Teammates have learned by now to never be too surprised by Nathan MacKinnon, but he finds ways to startle them with new skills anyway. His shootout-winning goal against former Avalanche goalie Philipp Grubauer was a sparkling example.
The Avs all said the same thing: “Rarely I see him go five-hole in a shootout,” as Mikko Rantanen put it.
“That was great. He doesn’t go five-hole too often,” a delighted Erik Johnson said. “Usually he goes high glove.”
Then there’s Bednar. The seventh-year coach never watches shootouts live. He was looking away during the moment he tied the Avalanche record for winningest coach in franchise history.
“I just stare into the sky,” he said.
Superstition?
“Yeah, it is kind of, I guess. I’m not really superstitious. But I never watch a shootout until after. I’ll watch it tomorrow.”
Bednar still hadn’t checked out the replay when he met with reporters after the game, so MacKinnon’s deceptive five-hole maneuver was spoiled for him. That was the only goal scored by either team in three tense rounds between the Avalanche and Kraken, which ended with Bednar’s 265th career win.
He was only made aware that he was within one of Michel Bergeron’s record Saturday morning. He relied on his bench’s reaction to tell him he had tied it.
“Is that because I’ve been here for three times longer than (other coaches) have, or what?” Bednar joked afterward. “But listen, I said it this morning. It’s a privilege to coach and work in the NHL. It’s certainly a privilege to be able to do it for an organization like the Avalanche, who gave me my first crack in a head coaching position in the league. I don’t take it for granted, and I appreciate every day.”
Not only was record-tying victory cemented it dramatic fashion; it was the culmination of a perfect three-game road trip without Cale Makar in the lineup (upper body). Losing seven of eight games is a distant memory now for the Avs (25-17-3), who find themselves back in a playoff spot.
Bednar has maintained during this stretch that the turnaround actually started right before the low point of the slump, which isn’t as clean or palatable a way to picture it. Colorado lost to the league’s worst team in Chicago right before ripping off these five consecutive wins.
“Mentally, we were in it a little bit before that,” Bednar the philosopher reiterated. “But quite often as it goes, when you’re going through a tough streak, it doesn’t immediately turn around. … It can take a game or two. Sort of delayed results. And same thing when you’re winning.”

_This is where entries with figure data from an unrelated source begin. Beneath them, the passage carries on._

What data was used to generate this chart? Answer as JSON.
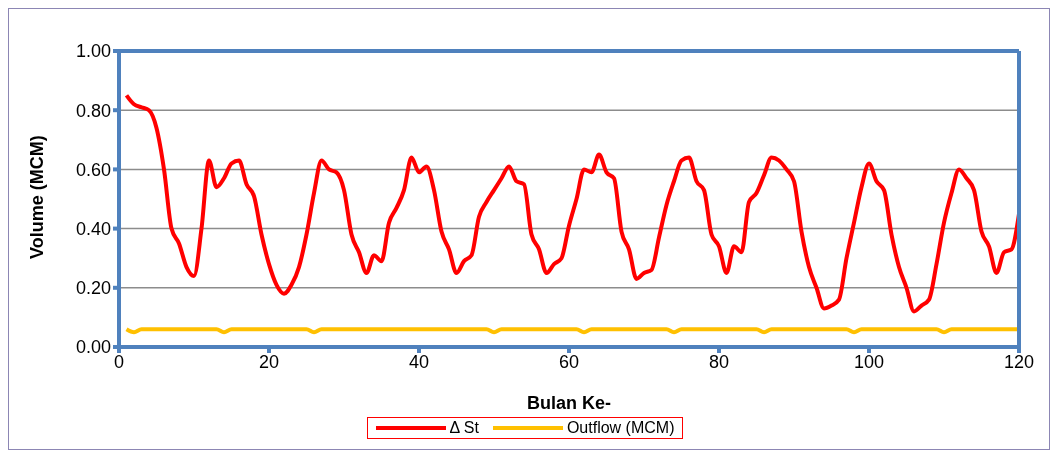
{
  "chart_data": {
    "type": "line",
    "xlabel": "Bulan Ke-",
    "ylabel": "Volume (MCM)",
    "x": [
      1,
      2,
      3,
      4,
      5,
      6,
      7,
      8,
      9,
      10,
      11,
      12,
      13,
      14,
      15,
      16,
      17,
      18,
      19,
      20,
      21,
      22,
      23,
      24,
      25,
      26,
      27,
      28,
      29,
      30,
      31,
      32,
      33,
      34,
      35,
      36,
      37,
      38,
      39,
      40,
      41,
      42,
      43,
      44,
      45,
      46,
      47,
      48,
      49,
      50,
      51,
      52,
      53,
      54,
      55,
      56,
      57,
      58,
      59,
      60,
      61,
      62,
      63,
      64,
      65,
      66,
      67,
      68,
      69,
      70,
      71,
      72,
      73,
      74,
      75,
      76,
      77,
      78,
      79,
      80,
      81,
      82,
      83,
      84,
      85,
      86,
      87,
      88,
      89,
      90,
      91,
      92,
      93,
      94,
      95,
      96,
      97,
      98,
      99,
      100,
      101,
      102,
      103,
      104,
      105,
      106,
      107,
      108,
      109,
      110,
      111,
      112,
      113,
      114,
      115,
      116,
      117,
      118,
      119,
      120
    ],
    "series": [
      {
        "name": "Δ St",
        "color": "#ff0000",
        "values": [
          0.85,
          0.82,
          0.81,
          0.8,
          0.74,
          0.6,
          0.4,
          0.35,
          0.27,
          0.24,
          0.4,
          0.63,
          0.54,
          0.57,
          0.62,
          0.63,
          0.55,
          0.51,
          0.38,
          0.28,
          0.21,
          0.18,
          0.21,
          0.27,
          0.38,
          0.52,
          0.63,
          0.6,
          0.59,
          0.53,
          0.38,
          0.32,
          0.25,
          0.31,
          0.29,
          0.42,
          0.47,
          0.53,
          0.64,
          0.59,
          0.61,
          0.53,
          0.39,
          0.33,
          0.25,
          0.29,
          0.31,
          0.44,
          0.49,
          0.53,
          0.57,
          0.61,
          0.56,
          0.55,
          0.38,
          0.33,
          0.25,
          0.28,
          0.3,
          0.41,
          0.5,
          0.6,
          0.59,
          0.65,
          0.59,
          0.57,
          0.39,
          0.33,
          0.23,
          0.25,
          0.26,
          0.37,
          0.48,
          0.56,
          0.63,
          0.64,
          0.56,
          0.53,
          0.38,
          0.34,
          0.25,
          0.34,
          0.32,
          0.49,
          0.52,
          0.58,
          0.64,
          0.63,
          0.6,
          0.56,
          0.39,
          0.27,
          0.2,
          0.13,
          0.14,
          0.16,
          0.3,
          0.42,
          0.54,
          0.62,
          0.56,
          0.53,
          0.38,
          0.27,
          0.2,
          0.12,
          0.14,
          0.16,
          0.28,
          0.42,
          0.52,
          0.6,
          0.57,
          0.53,
          0.39,
          0.34,
          0.25,
          0.32,
          0.33,
          0.45
        ]
      },
      {
        "name": "Outflow (MCM)",
        "color": "#ffc000",
        "values": [
          0.06,
          0.05,
          0.06,
          0.06,
          0.06,
          0.06,
          0.06,
          0.06,
          0.06,
          0.06,
          0.06,
          0.06,
          0.06,
          0.05,
          0.06,
          0.06,
          0.06,
          0.06,
          0.06,
          0.06,
          0.06,
          0.06,
          0.06,
          0.06,
          0.06,
          0.05,
          0.06,
          0.06,
          0.06,
          0.06,
          0.06,
          0.06,
          0.06,
          0.06,
          0.06,
          0.06,
          0.06,
          0.06,
          0.06,
          0.06,
          0.06,
          0.06,
          0.06,
          0.06,
          0.06,
          0.06,
          0.06,
          0.06,
          0.06,
          0.05,
          0.06,
          0.06,
          0.06,
          0.06,
          0.06,
          0.06,
          0.06,
          0.06,
          0.06,
          0.06,
          0.06,
          0.05,
          0.06,
          0.06,
          0.06,
          0.06,
          0.06,
          0.06,
          0.06,
          0.06,
          0.06,
          0.06,
          0.06,
          0.05,
          0.06,
          0.06,
          0.06,
          0.06,
          0.06,
          0.06,
          0.06,
          0.06,
          0.06,
          0.06,
          0.06,
          0.05,
          0.06,
          0.06,
          0.06,
          0.06,
          0.06,
          0.06,
          0.06,
          0.06,
          0.06,
          0.06,
          0.06,
          0.05,
          0.06,
          0.06,
          0.06,
          0.06,
          0.06,
          0.06,
          0.06,
          0.06,
          0.06,
          0.06,
          0.06,
          0.05,
          0.06,
          0.06,
          0.06,
          0.06,
          0.06,
          0.06,
          0.06,
          0.06,
          0.06,
          0.06
        ]
      }
    ],
    "xlim": [
      0,
      120
    ],
    "xticks": [
      0,
      20,
      40,
      60,
      80,
      100,
      120
    ],
    "ylim": [
      0,
      1
    ],
    "yticks": [
      {
        "value": 0,
        "label": "0.00"
      },
      {
        "value": 0.2,
        "label": "0.20"
      },
      {
        "value": 0.4,
        "label": "0.40"
      },
      {
        "value": 0.6,
        "label": "0.60"
      },
      {
        "value": 0.8,
        "label": "0.80"
      },
      {
        "value": 1,
        "label": "1.00"
      }
    ],
    "grid": "y",
    "legend": "bottom",
    "marker": "none",
    "line_style": "solid"
  }
}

Sounds an awful lot like a metaphor for Bednar’s time in Denver, which started with a notoriously bad 48-point season in 2016-17. MacKinnon, Johnson and Rantanen were all around for those dark ages, which sure enough turned out to be the beginning of an ascent.
Six years later, MacKinnon is still surprising. Grubauer’s pads were still locked together even as MacKinnon approached the crease with a series of fake-outs Saturday night. But the star center opened up Grubauer at the last millisecond and threaded the needle.

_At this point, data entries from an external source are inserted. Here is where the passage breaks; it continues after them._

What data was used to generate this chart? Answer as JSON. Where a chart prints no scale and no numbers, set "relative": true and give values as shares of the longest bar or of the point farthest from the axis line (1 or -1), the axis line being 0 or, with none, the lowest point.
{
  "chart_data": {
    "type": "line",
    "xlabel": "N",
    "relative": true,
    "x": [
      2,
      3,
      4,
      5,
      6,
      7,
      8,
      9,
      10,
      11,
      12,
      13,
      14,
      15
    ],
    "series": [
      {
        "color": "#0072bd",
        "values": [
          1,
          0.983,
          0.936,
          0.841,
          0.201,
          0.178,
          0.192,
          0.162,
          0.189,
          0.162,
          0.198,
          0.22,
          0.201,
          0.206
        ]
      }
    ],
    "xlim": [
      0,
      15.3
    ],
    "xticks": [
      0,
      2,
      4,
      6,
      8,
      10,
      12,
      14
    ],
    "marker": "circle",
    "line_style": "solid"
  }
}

Adding to the difficulty of the play was Grubauer’s grasp of MacKinnon’s arsenal. They were Avalanche teammates under Bednar for three years.

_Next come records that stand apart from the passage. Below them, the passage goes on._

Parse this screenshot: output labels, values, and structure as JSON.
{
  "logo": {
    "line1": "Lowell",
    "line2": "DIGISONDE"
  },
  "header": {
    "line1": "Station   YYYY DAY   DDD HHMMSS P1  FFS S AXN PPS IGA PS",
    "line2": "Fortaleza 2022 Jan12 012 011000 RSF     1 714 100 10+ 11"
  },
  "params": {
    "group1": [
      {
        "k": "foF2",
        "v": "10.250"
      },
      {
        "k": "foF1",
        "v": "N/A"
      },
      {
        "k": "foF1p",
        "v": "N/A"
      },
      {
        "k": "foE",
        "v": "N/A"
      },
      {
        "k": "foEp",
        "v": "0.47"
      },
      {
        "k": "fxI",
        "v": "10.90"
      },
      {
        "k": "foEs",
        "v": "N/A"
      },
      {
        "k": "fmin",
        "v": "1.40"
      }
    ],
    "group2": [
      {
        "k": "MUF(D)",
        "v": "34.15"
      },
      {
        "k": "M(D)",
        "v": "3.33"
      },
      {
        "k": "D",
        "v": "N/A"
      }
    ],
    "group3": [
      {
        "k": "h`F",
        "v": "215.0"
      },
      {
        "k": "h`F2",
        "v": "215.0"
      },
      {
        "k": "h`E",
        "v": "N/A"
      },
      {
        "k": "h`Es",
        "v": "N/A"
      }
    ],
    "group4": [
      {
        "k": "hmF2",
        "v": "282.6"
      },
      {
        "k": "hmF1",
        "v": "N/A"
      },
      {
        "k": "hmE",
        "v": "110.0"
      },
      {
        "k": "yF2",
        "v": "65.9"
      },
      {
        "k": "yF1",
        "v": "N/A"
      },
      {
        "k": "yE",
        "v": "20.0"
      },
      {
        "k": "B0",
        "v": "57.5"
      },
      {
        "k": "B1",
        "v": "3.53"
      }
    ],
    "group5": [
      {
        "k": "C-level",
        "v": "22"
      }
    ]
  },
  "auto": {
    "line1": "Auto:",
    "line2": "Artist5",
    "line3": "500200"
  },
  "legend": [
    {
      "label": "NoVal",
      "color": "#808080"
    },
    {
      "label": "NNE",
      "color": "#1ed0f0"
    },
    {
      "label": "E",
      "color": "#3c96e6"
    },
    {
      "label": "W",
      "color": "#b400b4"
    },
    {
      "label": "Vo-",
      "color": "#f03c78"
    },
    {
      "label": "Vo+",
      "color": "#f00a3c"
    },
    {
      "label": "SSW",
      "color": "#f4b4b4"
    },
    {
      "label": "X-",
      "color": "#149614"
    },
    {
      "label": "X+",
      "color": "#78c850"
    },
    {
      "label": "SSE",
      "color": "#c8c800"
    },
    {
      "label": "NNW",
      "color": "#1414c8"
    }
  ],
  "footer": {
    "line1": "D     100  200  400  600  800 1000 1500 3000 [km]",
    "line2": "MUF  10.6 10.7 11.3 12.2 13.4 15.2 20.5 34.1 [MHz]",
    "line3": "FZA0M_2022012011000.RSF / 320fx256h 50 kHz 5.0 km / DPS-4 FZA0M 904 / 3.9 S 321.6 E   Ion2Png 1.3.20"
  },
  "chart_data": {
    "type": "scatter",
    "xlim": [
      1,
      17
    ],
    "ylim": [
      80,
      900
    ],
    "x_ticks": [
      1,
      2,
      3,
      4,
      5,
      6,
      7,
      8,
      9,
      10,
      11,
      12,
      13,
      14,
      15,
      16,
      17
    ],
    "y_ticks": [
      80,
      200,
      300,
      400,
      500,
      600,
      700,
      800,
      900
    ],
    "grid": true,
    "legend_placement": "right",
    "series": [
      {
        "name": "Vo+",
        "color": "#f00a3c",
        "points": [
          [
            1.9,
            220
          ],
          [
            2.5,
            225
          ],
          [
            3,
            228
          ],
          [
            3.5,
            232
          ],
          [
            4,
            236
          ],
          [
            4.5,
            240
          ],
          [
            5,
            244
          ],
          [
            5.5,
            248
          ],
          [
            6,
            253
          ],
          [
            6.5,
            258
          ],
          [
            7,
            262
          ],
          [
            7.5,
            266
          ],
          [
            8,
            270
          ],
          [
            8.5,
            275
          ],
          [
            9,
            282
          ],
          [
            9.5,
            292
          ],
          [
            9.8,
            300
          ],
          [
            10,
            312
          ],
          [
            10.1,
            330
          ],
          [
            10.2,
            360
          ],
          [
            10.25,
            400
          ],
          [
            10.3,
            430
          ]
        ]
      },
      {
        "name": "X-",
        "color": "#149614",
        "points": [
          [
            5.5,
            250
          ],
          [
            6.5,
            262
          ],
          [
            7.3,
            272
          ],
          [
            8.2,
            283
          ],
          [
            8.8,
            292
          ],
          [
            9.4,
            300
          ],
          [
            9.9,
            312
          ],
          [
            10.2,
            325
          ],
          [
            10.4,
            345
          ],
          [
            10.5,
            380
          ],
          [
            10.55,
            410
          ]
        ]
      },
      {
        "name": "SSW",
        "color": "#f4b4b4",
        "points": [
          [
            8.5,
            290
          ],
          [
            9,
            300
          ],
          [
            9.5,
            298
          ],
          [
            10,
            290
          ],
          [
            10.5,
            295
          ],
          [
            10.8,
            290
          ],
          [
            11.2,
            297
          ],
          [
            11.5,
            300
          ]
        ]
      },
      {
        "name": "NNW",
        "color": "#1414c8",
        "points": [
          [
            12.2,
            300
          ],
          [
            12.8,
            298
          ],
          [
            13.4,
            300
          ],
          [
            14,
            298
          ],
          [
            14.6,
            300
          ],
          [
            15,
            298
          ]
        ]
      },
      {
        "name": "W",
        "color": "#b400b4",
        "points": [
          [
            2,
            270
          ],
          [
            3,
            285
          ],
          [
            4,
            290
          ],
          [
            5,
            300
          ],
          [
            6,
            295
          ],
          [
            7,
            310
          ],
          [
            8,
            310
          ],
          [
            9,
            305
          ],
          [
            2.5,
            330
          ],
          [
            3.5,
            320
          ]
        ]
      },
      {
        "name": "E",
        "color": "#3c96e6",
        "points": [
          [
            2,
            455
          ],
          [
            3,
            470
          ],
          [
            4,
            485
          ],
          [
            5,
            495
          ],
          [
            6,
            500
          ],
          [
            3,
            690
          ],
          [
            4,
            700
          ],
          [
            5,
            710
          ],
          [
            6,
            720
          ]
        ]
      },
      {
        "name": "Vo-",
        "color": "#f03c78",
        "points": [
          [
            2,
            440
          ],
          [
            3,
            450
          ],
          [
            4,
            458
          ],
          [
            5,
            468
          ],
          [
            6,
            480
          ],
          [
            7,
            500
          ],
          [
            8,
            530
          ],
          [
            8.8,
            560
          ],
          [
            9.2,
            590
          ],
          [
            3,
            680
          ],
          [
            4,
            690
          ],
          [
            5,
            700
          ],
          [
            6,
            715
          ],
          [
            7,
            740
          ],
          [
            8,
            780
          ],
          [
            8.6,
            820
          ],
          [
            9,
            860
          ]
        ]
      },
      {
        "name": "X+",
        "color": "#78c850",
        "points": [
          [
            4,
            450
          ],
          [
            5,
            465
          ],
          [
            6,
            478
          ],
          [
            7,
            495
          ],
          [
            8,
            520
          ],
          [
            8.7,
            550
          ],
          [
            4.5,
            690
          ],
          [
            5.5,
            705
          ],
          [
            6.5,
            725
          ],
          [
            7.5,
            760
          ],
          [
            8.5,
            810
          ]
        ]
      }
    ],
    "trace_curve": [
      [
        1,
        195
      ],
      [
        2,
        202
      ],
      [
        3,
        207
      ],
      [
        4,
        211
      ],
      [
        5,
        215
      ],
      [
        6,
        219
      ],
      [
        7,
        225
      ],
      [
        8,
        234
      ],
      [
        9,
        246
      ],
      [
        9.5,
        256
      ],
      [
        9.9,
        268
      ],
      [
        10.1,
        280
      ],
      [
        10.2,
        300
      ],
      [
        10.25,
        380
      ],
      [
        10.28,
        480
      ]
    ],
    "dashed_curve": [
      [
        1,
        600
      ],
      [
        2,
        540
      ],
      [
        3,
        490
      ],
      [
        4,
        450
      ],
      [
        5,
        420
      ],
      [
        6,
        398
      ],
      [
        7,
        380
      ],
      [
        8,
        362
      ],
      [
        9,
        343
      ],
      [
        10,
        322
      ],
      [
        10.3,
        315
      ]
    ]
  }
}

“Grubi knows our guys. I’m sure he expected Nate to go glove,” Johnson said. “Nate’s got a whole bag of tricks.”
“I’ve never seen him doing this kind of move,” said Francouz, who, unlike Bednar, does watch the shootouts live from the ice. “He kind of surprised me, and I’m pretty sure he surprised Grubi too because he knows him.”
Francouz played the shootout with patience and well-timed aggression, denying Seattle’s first and third shots with poke-check saves. He has never allowed a shootout goal in his NHL career, and were he faced with MacKinnon’s move, Francouz decided: “I think I would poke check him.”
But when Bednar was asked for his input on what makes the backup goalie so stellar in shootouts, the self-aware coach smirked: “You’ll have to ask him.”